After several public meetings held last year in the Nelson Mandela Bay metro by the Eastern Cape Geographical Names Committee (ECPGNC), Gqeberha emerged as the city’s proposed name.
The other two choices were I-Bhayi and Nelson Mandela City.
In addition to a new name for the city, the purpose of the public meetings was also to discuss new names for the neighboring towns of Uitenhage and Rosedale, as well as the city’s airport.
But it will be at least another two years before any new names will appear on road signs, says Zukile Jodwana, deputy chairman of the ECPGNC.
According to him, residents still have until November 30 to comment or object to the proposed names.
Following this, a subcommittee of the ECPGNC will work through the objections and comments, after which they will respond to each objection.
The subcommittee will submit their comments for consideration to the ECPGNC, after which they will forward the final recommendation to the provincial government, who will, in turn, submit it to the national committee. The national committee will first investigate whether the legal steps have been followed before submitting the recommendation to the Minister of Sport, Arts and Culture.
“The minister will then accept or reject the proposal,” says Jodwana.
This process can take another 6 to 12 months.

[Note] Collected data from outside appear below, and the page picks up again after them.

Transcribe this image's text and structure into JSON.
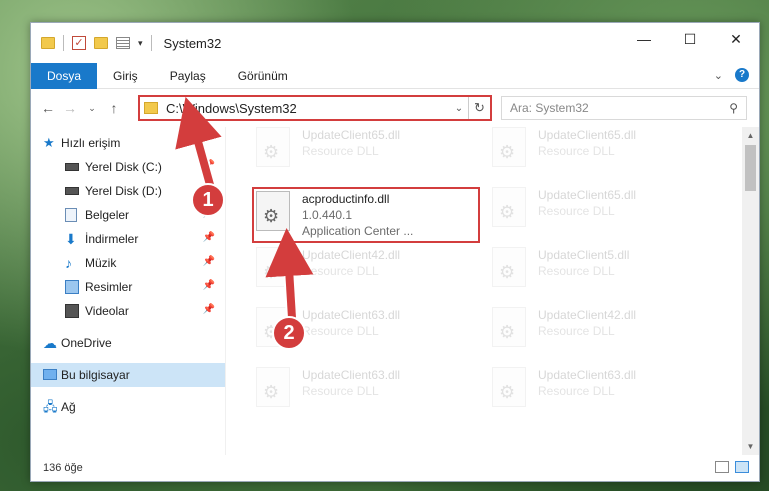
{
  "window": {
    "title": "System32",
    "controls": {
      "minimize": "—",
      "maximize": "☐",
      "close": "✕"
    }
  },
  "ribbon": {
    "tabs": [
      "Dosya",
      "Giriş",
      "Paylaş",
      "Görünüm"
    ],
    "help": "?"
  },
  "address": {
    "path": "C:\\Windows\\System32",
    "search_placeholder": "Ara: System32"
  },
  "nav": {
    "items": [
      {
        "label": "Hızlı erişim",
        "icon": "star-icon"
      },
      {
        "label": "Yerel Disk (C:)",
        "icon": "drive-icon",
        "pinned": true
      },
      {
        "label": "Yerel Disk (D:)",
        "icon": "drive-icon"
      },
      {
        "label": "Belgeler",
        "icon": "document-icon",
        "pinned": true
      },
      {
        "label": "İndirmeler",
        "icon": "download-icon",
        "pinned": true
      },
      {
        "label": "Müzik",
        "icon": "music-icon",
        "pinned": true
      },
      {
        "label": "Resimler",
        "icon": "pictures-icon",
        "pinned": true
      },
      {
        "label": "Videolar",
        "icon": "video-icon",
        "pinned": true
      },
      {
        "label": "OneDrive",
        "icon": "cloud-icon"
      },
      {
        "label": "Bu bilgisayar",
        "icon": "computer-icon"
      },
      {
        "label": "Ağ",
        "icon": "network-icon"
      }
    ]
  },
  "files": {
    "main": {
      "name": "acproductinfo.dll",
      "version": "1.0.440.1",
      "desc": "Application Center ..."
    },
    "background": [
      {
        "name": "UpdateClient65.dll",
        "desc": "Resource DLL"
      },
      {
        "name": "UpdateClient65.dll",
        "desc": "Resource DLL"
      },
      {
        "name": "UpdateClient65.dll",
        "desc": "Resource DLL"
      },
      {
        "name": "UpdateClient42.dll",
        "desc": "Resource DLL"
      },
      {
        "name": "UpdateClient5.dll",
        "desc": "Resource DLL"
      },
      {
        "name": "UpdateClient63.dll",
        "desc": "Resource DLL"
      },
      {
        "name": "UpdateClient42.dll",
        "desc": "Resource DLL"
      },
      {
        "name": "UpdateClient63.dll",
        "desc": "Resource DLL"
      },
      {
        "name": "UpdateClient63.dll",
        "desc": "Resource DLL"
      }
    ]
  },
  "status": {
    "count": "136 öğe"
  },
  "annotations": {
    "step1": "1",
    "step2": "2",
    "accent": "#d33d3d"
  }
}
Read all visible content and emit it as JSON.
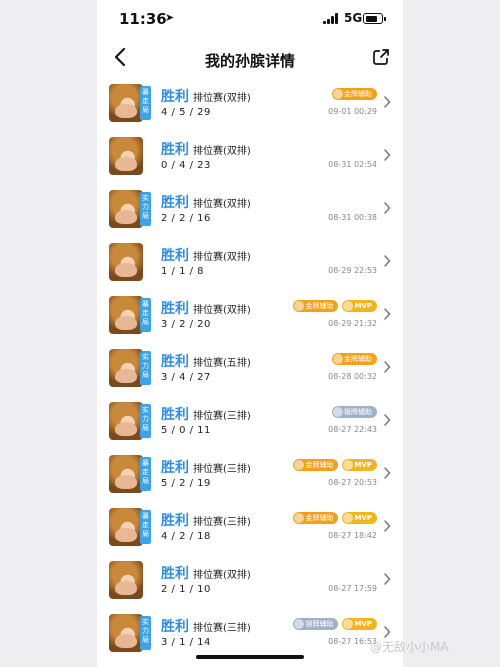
{
  "status": {
    "time": "11:36",
    "network": "5G"
  },
  "header": {
    "title": "我的孙膑详情"
  },
  "watermark": "@无敌小小MA",
  "rows": [
    {
      "tag": "暴走局",
      "result": "胜利",
      "mode": "排位赛(双排)",
      "kda": "4 / 5 / 29",
      "time": "09-01 00:29",
      "badges": [
        {
          "type": "gold",
          "label": "金牌辅助"
        }
      ]
    },
    {
      "tag": "",
      "result": "胜利",
      "mode": "排位赛(双排)",
      "kda": "0 / 4 / 23",
      "time": "08-31 02:54",
      "badges": []
    },
    {
      "tag": "实力局",
      "result": "胜利",
      "mode": "排位赛(双排)",
      "kda": "2 / 2 / 16",
      "time": "08-31 00:38",
      "badges": []
    },
    {
      "tag": "",
      "result": "胜利",
      "mode": "排位赛(双排)",
      "kda": "1 / 1 / 8",
      "time": "08-29 22:53",
      "badges": []
    },
    {
      "tag": "暴走局",
      "result": "胜利",
      "mode": "排位赛(双排)",
      "kda": "3 / 2 / 20",
      "time": "08-29 21:32",
      "badges": [
        {
          "type": "gold",
          "label": "金牌辅助"
        },
        {
          "type": "mvp",
          "label": "MVP"
        }
      ]
    },
    {
      "tag": "实力局",
      "result": "胜利",
      "mode": "排位赛(五排)",
      "kda": "3 / 4 / 27",
      "time": "08-28 00:32",
      "badges": [
        {
          "type": "gold",
          "label": "金牌辅助"
        }
      ]
    },
    {
      "tag": "实力局",
      "result": "胜利",
      "mode": "排位赛(三排)",
      "kda": "5 / 0 / 11",
      "time": "08-27 22:43",
      "badges": [
        {
          "type": "silver",
          "label": "银牌辅助"
        }
      ]
    },
    {
      "tag": "暴走局",
      "result": "胜利",
      "mode": "排位赛(三排)",
      "kda": "5 / 2 / 19",
      "time": "08-27 20:53",
      "badges": [
        {
          "type": "gold",
          "label": "金牌辅助"
        },
        {
          "type": "mvp",
          "label": "MVP"
        }
      ]
    },
    {
      "tag": "暴走局",
      "result": "胜利",
      "mode": "排位赛(三排)",
      "kda": "4 / 2 / 18",
      "time": "08-27 18:42",
      "badges": [
        {
          "type": "gold",
          "label": "金牌辅助"
        },
        {
          "type": "mvp",
          "label": "MVP"
        }
      ]
    },
    {
      "tag": "",
      "result": "胜利",
      "mode": "排位赛(双排)",
      "kda": "2 / 1 / 10",
      "time": "08-27 17:59",
      "badges": []
    },
    {
      "tag": "实力局",
      "result": "胜利",
      "mode": "排位赛(三排)",
      "kda": "3 / 1 / 14",
      "time": "08-27 16:53",
      "badges": [
        {
          "type": "silver",
          "label": "银牌辅助"
        },
        {
          "type": "mvp",
          "label": "MVP"
        }
      ]
    }
  ]
}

Should the Minister accept the proposal for the name changes involved, the next step will begin where institutions and organizations associated with the existing village names will be approached to also possibly change their names to the new names.
Google Maps and roadmap printers will also be notified of the change during this period.
If the process goes smoothly, it will take at least another year.
Meanwhile, Eastern Cape Prime Minister Oscar Mabuyane recently indicated that he is also committed to changing the province’s name.
Mvusiwekhaya Sicwetsha, Mabuyane’s spokesperson, says the reason is because the province’s name does not speak in English or Xhosa to the province’s residents.
“The ‘colony’, for example, used in Xhosa as the name (iMpuma-Koloni or just Koloni), refers to us as a colony, while we are no one’s colony.
“The goal is to be able to connect the province’s name with what we as a province strive for,” says Sicwetsha.
The Prime Minister has already instructed the Eastern Cape MEC for sport, arts and culture to work with the ECPGNC to launch the process.